Emotional Lambert admits to ‘a little bit of a chip, maybe’
ATHENS — Greyson Lambert jumped in the air. Then he jumped again. He hit a teammate on the helmet. Then he turned around, no one around him, looked towards the stands on the opposite end of the field, and waved both arms up and down.
The nice, soft-spoken kid from south Georgia, known for being smart enough to graduate from Virginia in three-and-a-half years, hasn’t shown much emotion in his two games at Georgia. That changed Saturday night. A lot changed for him.
So after several touchdowns during Georgia’s 52-20 rout of South Carolina, Lambert showed some uncharacteristic personal flair.
“Tonight, I don’t know, I was feeding off of the crowd a little bit,” he said. “You run out of the tunnel and you know the game and all that but you don’t know until you’re there. To see all those people, it was just very electric, and I was definitely feeding off of that.”
That, and yes, Lambert was also unloading a bit of the emotion that came from this past week, when the critics were out on him for last week’s performance at Vanderbilt.

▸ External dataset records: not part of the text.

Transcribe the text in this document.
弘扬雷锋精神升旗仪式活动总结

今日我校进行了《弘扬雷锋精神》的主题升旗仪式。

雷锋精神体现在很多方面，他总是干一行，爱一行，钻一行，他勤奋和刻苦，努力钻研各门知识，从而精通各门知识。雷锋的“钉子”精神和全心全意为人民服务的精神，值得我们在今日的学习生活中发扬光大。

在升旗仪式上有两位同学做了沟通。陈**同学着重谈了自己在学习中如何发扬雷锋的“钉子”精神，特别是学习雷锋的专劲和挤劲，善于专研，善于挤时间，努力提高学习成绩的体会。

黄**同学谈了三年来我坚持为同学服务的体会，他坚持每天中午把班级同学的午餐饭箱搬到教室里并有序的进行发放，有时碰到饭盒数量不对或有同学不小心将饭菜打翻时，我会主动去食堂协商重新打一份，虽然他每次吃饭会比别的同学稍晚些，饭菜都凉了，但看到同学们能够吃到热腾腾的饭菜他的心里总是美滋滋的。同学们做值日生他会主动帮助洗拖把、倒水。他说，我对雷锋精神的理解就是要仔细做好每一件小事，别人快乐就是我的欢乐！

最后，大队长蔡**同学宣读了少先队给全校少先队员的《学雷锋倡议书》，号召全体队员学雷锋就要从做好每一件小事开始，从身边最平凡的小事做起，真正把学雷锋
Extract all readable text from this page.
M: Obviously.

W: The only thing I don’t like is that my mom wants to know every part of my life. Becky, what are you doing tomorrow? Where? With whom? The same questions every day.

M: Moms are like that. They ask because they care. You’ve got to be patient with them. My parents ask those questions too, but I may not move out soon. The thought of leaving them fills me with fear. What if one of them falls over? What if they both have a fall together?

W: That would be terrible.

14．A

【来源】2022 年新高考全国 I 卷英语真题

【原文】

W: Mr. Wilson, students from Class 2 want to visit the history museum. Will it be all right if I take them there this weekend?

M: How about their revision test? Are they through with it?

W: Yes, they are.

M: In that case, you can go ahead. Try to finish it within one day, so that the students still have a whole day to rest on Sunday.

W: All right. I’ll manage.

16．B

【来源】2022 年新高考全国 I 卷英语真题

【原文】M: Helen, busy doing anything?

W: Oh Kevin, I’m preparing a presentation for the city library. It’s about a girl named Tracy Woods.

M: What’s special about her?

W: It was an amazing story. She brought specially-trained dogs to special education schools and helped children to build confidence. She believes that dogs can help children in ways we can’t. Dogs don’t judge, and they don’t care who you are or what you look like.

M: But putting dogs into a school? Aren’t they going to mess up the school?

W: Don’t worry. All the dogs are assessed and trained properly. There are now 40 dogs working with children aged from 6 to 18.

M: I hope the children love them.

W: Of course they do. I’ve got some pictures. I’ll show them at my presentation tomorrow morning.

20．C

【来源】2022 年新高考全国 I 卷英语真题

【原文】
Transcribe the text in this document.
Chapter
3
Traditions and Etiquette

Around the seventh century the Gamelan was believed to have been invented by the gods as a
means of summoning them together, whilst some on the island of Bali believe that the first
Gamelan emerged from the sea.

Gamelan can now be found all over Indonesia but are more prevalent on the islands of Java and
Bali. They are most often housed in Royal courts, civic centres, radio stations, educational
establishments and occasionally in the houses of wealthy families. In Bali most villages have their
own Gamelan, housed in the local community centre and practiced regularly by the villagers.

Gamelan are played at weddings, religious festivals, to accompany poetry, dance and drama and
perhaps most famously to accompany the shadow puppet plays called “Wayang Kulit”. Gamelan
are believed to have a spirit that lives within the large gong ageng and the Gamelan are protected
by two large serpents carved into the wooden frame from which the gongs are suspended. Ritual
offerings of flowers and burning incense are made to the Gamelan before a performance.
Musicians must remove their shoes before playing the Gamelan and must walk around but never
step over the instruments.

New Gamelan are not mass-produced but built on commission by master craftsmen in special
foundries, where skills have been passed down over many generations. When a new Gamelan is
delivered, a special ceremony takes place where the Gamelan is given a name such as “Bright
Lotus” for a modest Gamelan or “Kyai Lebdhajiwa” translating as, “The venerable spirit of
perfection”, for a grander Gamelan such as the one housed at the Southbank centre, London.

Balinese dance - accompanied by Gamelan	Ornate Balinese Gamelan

“Some of it might have been a little bit of a chip, maybe,” Lambert said. “But I would honestly just say that I love this game, and I love playing it. When we’re winning and things are going well it’s a lot of fun.”
Plenty of people felt Saturday would be a referendum game for Lambert, a last chance to hold onto the starting job. If it felt that way to the quarterback himself he didn’t show it, according to freshman tight end Jackson Harris.
“He has done a great job of completely blocking out all the noise. You wouldn’t even notice it from him,” Harris said. “This week in practice he led us, and let us have a great week. We were just connecting: Receivers, quarterback, o-line, the whole offense was clicking, and I just felt like he was the leader of it.”
Then the emotion poured out on Saturday. Of course, Lambert wasn’t alone.
As the game neared an end there was plenty of chippiness on both sides. There were a couple scrums that had to be broken up the officials, and Lambert had to come over to pull some teammates away.
Georgia coach Mark Richt finally ordered Lambert to call timeout, partly to end the chippiness.
“I wanted to remind the guys: You swing, you get mad or you get chippy and you get some kind of a foul where you swing on somebody you’re not playing next week. You’ll be out,” Richt said. “Then I also said that’s just not the way we do things here at Georgia. So don’t do that.
“Thankfully it didn’t escalate into something stupid.”